Gaming in India has, for the longest time, been a purely recreational activity with parents often reprimanding their wards for ‘wasting’ too much time playing video games. Despite the cultural ramifications, the industry has seen a steady growth curve, with a joint study conducted by KPMG and Google claiming that the online gaming industry in the country is all set to add 190 million gamers and become a $1 billion opportunity by 2021.
A recent study commissioned by Dell highlights the changes in the habits, attitudes and understanding of the gaming community in India, providing further credence to the changing sentiments towards video games.
The study in question, conducted in partnership with a third-party research firm called Researchscape, surveyed 5,763 gamers from 11 countries, including Australia, Brazil, Canada, China, France, Germany, India, Japan, New Zealand, UK and US, on today’s gaming habits, attitudes and the wider gaming community. It’s worth noting that the study only takes into account 587 respondents from India, so it’s not very comprehensive, and the findings may not be relevant across the board for all Indian gamers.
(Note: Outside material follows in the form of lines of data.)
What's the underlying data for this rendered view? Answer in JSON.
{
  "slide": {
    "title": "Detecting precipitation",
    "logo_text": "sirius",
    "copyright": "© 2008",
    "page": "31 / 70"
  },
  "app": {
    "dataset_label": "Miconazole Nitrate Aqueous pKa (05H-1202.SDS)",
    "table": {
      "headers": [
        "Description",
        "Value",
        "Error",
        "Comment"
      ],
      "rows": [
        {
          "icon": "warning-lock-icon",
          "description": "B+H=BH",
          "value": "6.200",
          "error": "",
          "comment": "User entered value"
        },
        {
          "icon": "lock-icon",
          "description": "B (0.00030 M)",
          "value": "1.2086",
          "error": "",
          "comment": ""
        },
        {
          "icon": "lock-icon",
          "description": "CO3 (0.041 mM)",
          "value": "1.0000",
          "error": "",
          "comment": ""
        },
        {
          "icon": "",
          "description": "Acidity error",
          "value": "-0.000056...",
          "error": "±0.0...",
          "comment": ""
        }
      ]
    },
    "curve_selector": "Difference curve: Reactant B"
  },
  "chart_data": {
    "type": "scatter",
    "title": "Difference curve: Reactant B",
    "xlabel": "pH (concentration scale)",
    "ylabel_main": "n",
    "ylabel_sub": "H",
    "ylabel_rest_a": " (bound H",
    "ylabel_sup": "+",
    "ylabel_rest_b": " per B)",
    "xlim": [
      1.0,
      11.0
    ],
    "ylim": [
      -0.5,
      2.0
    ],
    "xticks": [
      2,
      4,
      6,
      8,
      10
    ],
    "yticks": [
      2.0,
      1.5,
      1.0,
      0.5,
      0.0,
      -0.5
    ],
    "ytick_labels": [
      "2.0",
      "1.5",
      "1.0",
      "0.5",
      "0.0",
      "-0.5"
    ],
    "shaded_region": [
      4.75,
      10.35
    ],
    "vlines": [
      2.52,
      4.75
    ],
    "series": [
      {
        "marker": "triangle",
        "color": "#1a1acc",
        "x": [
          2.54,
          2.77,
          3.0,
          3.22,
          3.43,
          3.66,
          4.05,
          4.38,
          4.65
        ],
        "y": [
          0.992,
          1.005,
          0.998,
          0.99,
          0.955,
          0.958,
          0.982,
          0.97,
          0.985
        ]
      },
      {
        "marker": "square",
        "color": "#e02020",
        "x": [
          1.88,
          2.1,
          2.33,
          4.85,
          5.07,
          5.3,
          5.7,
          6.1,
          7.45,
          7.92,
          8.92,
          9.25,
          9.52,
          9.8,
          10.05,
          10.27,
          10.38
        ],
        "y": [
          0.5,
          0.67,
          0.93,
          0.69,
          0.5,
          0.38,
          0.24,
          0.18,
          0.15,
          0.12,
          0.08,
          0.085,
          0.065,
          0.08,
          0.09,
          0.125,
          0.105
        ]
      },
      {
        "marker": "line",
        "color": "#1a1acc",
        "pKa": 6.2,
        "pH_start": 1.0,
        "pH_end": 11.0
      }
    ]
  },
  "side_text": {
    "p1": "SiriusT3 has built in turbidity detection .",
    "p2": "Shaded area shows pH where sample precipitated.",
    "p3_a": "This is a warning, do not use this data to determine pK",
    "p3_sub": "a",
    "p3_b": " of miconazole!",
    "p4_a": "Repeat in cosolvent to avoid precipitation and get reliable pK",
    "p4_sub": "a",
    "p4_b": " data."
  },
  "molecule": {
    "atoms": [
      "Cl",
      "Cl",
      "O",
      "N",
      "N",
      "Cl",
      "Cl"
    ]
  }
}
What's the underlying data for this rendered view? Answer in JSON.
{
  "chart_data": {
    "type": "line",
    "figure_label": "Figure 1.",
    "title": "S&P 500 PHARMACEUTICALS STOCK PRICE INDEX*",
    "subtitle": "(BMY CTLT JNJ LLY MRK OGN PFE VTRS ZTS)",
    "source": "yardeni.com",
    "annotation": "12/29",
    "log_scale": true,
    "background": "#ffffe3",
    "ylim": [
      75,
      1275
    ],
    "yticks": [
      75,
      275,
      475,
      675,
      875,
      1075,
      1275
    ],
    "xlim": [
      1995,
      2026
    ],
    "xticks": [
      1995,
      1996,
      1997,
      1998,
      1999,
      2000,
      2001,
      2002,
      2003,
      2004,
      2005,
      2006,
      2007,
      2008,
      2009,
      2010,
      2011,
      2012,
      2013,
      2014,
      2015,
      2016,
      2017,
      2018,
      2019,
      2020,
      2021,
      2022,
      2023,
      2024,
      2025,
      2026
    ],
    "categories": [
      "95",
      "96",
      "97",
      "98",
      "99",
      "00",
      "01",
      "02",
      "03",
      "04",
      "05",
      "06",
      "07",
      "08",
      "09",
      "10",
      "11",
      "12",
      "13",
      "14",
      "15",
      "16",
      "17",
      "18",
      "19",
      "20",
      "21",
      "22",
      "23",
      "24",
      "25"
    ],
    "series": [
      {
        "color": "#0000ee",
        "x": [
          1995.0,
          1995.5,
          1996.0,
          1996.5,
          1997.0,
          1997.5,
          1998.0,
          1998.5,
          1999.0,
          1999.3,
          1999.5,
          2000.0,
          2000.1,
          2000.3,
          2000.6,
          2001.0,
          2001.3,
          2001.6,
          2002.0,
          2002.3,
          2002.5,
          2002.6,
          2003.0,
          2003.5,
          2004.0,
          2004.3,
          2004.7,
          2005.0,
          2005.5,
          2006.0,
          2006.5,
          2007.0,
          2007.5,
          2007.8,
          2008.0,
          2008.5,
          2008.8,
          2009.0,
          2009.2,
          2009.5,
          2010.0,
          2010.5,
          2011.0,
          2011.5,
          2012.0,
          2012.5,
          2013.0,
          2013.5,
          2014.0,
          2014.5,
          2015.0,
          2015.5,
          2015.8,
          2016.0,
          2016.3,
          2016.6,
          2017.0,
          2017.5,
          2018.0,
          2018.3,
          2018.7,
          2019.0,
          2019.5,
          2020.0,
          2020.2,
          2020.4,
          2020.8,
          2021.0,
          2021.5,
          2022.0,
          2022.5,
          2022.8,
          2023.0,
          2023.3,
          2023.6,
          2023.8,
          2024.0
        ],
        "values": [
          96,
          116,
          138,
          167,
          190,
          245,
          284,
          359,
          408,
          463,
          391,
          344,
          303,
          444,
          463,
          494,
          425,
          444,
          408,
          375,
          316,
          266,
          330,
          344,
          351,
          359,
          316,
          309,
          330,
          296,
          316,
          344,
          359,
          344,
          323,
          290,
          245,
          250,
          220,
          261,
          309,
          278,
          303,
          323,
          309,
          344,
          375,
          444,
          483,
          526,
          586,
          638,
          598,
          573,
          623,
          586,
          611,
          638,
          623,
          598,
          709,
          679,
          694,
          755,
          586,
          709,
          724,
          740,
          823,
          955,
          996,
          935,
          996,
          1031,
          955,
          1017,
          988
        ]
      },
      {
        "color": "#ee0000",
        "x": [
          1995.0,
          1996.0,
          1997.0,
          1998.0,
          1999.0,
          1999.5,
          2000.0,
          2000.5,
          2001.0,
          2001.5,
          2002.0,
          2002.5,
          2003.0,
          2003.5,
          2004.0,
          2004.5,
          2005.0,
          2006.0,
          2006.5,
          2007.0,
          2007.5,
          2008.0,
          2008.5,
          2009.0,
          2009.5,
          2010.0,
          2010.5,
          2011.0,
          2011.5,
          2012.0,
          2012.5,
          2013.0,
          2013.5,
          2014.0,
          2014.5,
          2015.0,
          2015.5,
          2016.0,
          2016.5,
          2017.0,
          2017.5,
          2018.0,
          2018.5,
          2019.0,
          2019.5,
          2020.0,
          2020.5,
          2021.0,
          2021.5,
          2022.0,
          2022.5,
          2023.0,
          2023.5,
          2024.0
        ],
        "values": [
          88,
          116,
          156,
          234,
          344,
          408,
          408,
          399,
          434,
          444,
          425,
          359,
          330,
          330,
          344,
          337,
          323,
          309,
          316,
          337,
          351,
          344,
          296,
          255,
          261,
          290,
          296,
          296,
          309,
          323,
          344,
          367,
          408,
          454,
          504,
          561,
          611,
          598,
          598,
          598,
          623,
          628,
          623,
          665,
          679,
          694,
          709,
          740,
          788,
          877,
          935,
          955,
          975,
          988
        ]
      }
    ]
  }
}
According to the study, the surveyed Indian gamers are at the top for having the most positive perceptions of being called a “gamer”, ahead of gamers from Brazil and the US. The respondents associate a variety of qualities to the “gamer” tag, with “smart” ranking as the top descriptor at 55%.
Indian women are more likely (53%) to associate being called a gamer as something fun, over Indian men (41%), and nearly half (46%) of the total respondents from the company believe that gaming has given them a strong competitive drive.
Additionally, the study also highlights that half (50%) of the Indian gamers feel that gaming gives them the ability to think strategically, topping the list when compared to other countries, including Brazil (43%), Australia (42%) and the US (42%). Forty-seven percent of the surveyed gamers also believe that playing games help them get better at problem solving. Highlighting on the demographics, the survey reveals that Indian gamers start young, with almost 75% getting a gaming device before they turn 20.
A vast majority of the respondents have friends (52%), sisters (48%) and girlfriends (27%) who play video games, with the data further highlighting that female gamers tend to breed other female gamers and are far more likely to know other women who play games. Gaming is also gained so much importance in the country that 37% of the Indian respondents would rather give up social media than give up gaming, with 24% even going to the extent of choosing gaming over dating if they had to give up one of the two.